First, we visited the Sanjo-Ohashi bridge 三条大橋 on Kamo river 鴨川, which is a starting point of Nakasendo 中山道.

Sanjo Ohashi, 三条大橋 was initially built in 1589, the current bridge was made of concrete with wooden handrail in 1950.

In the Edo period, Gokaido, the five Routes, was built by Tokugawa Shoguns in the 17th century. Nakasendo was one of the main routes which linked Edo(Tokyo) and Kyoto. The 69 post stations on Nakasendo provided for travelers and consisted of inns, shops, restaurants, and checkpoints.

First ladies of Shoguns have usually welcomed from Kuge, 公家 aristocrats in Kyoto, and they traveled on Nakasendo to Edo. Therefore Nakasendo was also called Himekaido 姫街道, the princess road.

Cross the pass between Kyoto and Otsu

There are two routes, R1, and Kosekigoe 小関越, over the pass between Kyoto to Otsu 大津. Many cyclists tell R1 is dangerous because of heavy traffic and no sidewalk to escape around the pass.

We selected the Kosekigoe route 小関越. It was quiet and comfortable.

We took a wrong route on Kosekigoe, which was the walking pass.

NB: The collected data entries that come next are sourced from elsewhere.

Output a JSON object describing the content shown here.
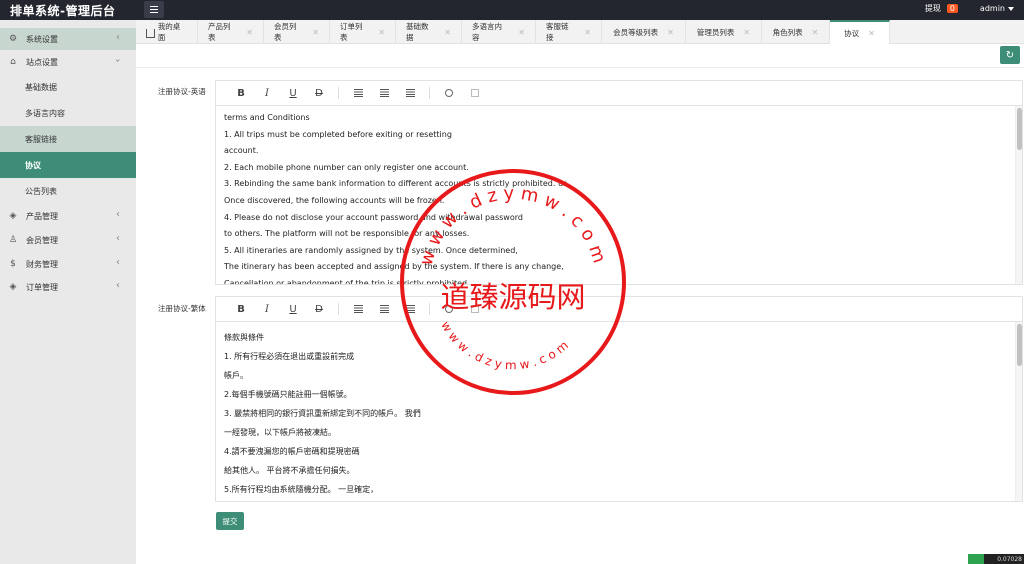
{
  "app": {
    "title": "排单系统-管理后台"
  },
  "header": {
    "withdraw_label": "提现",
    "withdraw_count": "0",
    "user": "admin"
  },
  "sidebar": {
    "items": [
      {
        "label": "系统设置"
      },
      {
        "label": "站点设置"
      },
      {
        "label": "基础数据"
      },
      {
        "label": "多语言内容"
      },
      {
        "label": "客服链接"
      },
      {
        "label": "协议"
      },
      {
        "label": "公告列表"
      },
      {
        "label": "产品管理"
      },
      {
        "label": "会员管理"
      },
      {
        "label": "财务管理"
      },
      {
        "label": "订单管理"
      }
    ]
  },
  "tabs": [
    {
      "label": "我的桌面"
    },
    {
      "label": "产品列表"
    },
    {
      "label": "会员列表"
    },
    {
      "label": "订单列表"
    },
    {
      "label": "基础数据"
    },
    {
      "label": "多语言内容"
    },
    {
      "label": "客服链接"
    },
    {
      "label": "会员等级列表"
    },
    {
      "label": "管理员列表"
    },
    {
      "label": "角色列表"
    },
    {
      "label": "协议"
    }
  ],
  "form": {
    "field_en_label": "注册协议-英语",
    "field_tw_label": "注册协议-繁体",
    "toolbar": {
      "bold": "B",
      "italic": "I",
      "underline": "U",
      "strike": "D"
    },
    "en_lines": [
      "terms and Conditions",
      "1. All trips must be completed before exiting or resetting",
      "account.",
      "2. Each mobile phone number can only register one account.",
      "3. Rebinding the same bank information to different accounts is strictly prohibited. us",
      "Once discovered, the following accounts will be frozen.",
      "4. Please do not disclose your account password and withdrawal password",
      "to others. The platform will not be responsible for any losses.",
      "5. All itineraries are randomly assigned by the system. Once determined,",
      "The itinerary has been accepted and assigned by the system. If there is any change,",
      "Cancellation or abandonment of the trip is strictly prohibited."
    ],
    "tw_lines": [
      "條款與條件",
      "1. 所有行程必須在退出或重設前完成",
      "帳戶。",
      "2.每個手機號碼只能註冊一個帳號。",
      "3. 嚴禁將相同的銀行資訊重新綁定到不同的帳戶。 我們",
      "一經發現，以下帳戶將被凍結。",
      "4.請不要洩漏您的帳戶密碼和提現密碼",
      "給其他人。 平台將不承擔任何損失。",
      "5.所有行程均由系統隨機分配。 一旦確定，"
    ],
    "submit_label": "提交"
  },
  "footer": {
    "badge_text": "0.07028"
  },
  "watermark": {
    "text_main": "道臻源码网",
    "text_top": "w w w . d z y m w . c o m",
    "text_bottom": "w w w . d z y m w . c o m",
    "color": "#e8191b"
  }
}
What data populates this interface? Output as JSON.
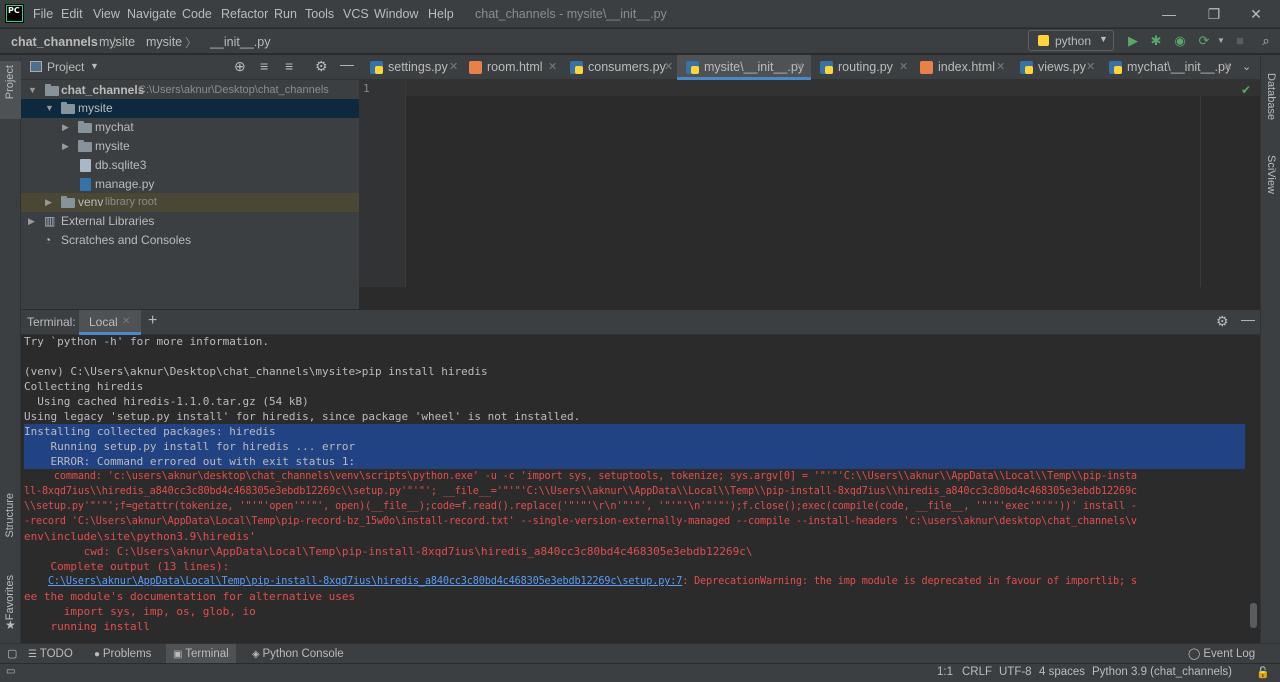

Finally we climbed up the hill pushing our bikes.

From the Koseki pass, we went down steep slopes to the city center of Otsu 大津.

Otsu city is located along Lake Biwa

We had lunch at a Hawaiian restaurant.

I ate “Ahi poke” Salad bowl

Ride along Nakasendo

Then we started retracing Nakasendo 中山道 at Setano-Karahashi 瀬田の唐橋.

Setani Karahashi bridge

Old Nakasendo 旧中山道 remains partly, so we often needed to switch between the busy main street and the ancient back road.

Kusatsujuku 草津宿

Kusatsujuku is one of the big post towns and a junction of two main routes, Tokaido 東海道 and Nakasendo 中山道, both of which linked Kyoto and Tokyo. There were more than 70 inns, souvenir shops, restaurants, hair salons, administrative offices, and a post office.

There was a remain of Honjin 本陣, the inn, which had been operating for 240 years. A lot of Daimyo 大名 and Kuge 公家, aristocrats, including the princess of Tokugawa Iesada, the 13th Tokugawa Shogun and Tokugawa Yoshinobu, the 15th Shogun before he returned the title of Shogun to the Emperor.

The junction of two routes painted on a manhole cover

Ubagamochi 姥ヶ餅

We visited Ubagamochi, a Japanese confectionery in front of JR Kusatsu station. It was built in the 1560s and painted in Ukiyoe 浮世絵 of Hiroshige’s 53 stations of Tokaido 東海道五十三次.

Uba means grandmother, and it called the founder of the confectionary who started selling rice cake to make money for her grandson’s education.

The mochi, rice cake was soft and sophisticated. I think Japanese confectionery in the Kyoto area is more refined than the Tokyo area because it has a more extended history.
After the break, we pedaled east, tracing the old Nakasendo route.

Omihachiman 近江八幡, a historical town

Shinmachi street remains good and old atmosphere.

17:00, we arrived Omihachiman 近江八幡, where is one of my favorite places in Japan.

The town was built as a castle town of Toyotomi Hideyoshi, the powerful feudal lord in the late 16th century. He built Aduchi castle and gathered many merchants to his castle town.

It is conveniently located on the old Nakasendo and on the coast of Lake Biwa. The town became a vital hub of transportation and business and prospered during the Edo period.

Oumi merchants explored markets on foot with carrying-poles on their shoulders.

The merchants in the town were called “Omi Shonin,” 近江商人 and they were good at business.
I love their business philosophy, “Sanpo-Yoshi” 三方よし. They worked not only for the customer and vendor but also for the society in their business.

Reunion in the historic area

We arrived at the historical preservation area in Omihachiman, in which there are former merchant’s residences and a canal used for transport.

In there, we met again with Itomaki san, who are working for NPO “Gorin Seikatsu” (五輪生活), which is gives cycling tours and events to promote this area.

And my husband and my son who came there from Tokyo at that day.

First, we arrived at “littlebirds“, a new hostel in the historical area of the town and placed bikes and bags inside it. The hostel was cheap, clean and comfortable.

We went to ”Minna no Ie“, みんなのいえ, a cozy Izakaya and enjoyed chatting, eating and drinking.

Itomaki san said “the residents in the town love their tradition and culture. They inherit lots of ancestral property such as caligraphy or paintings. But they don’t want to exhibit their property. They just keep their traditional way of living.”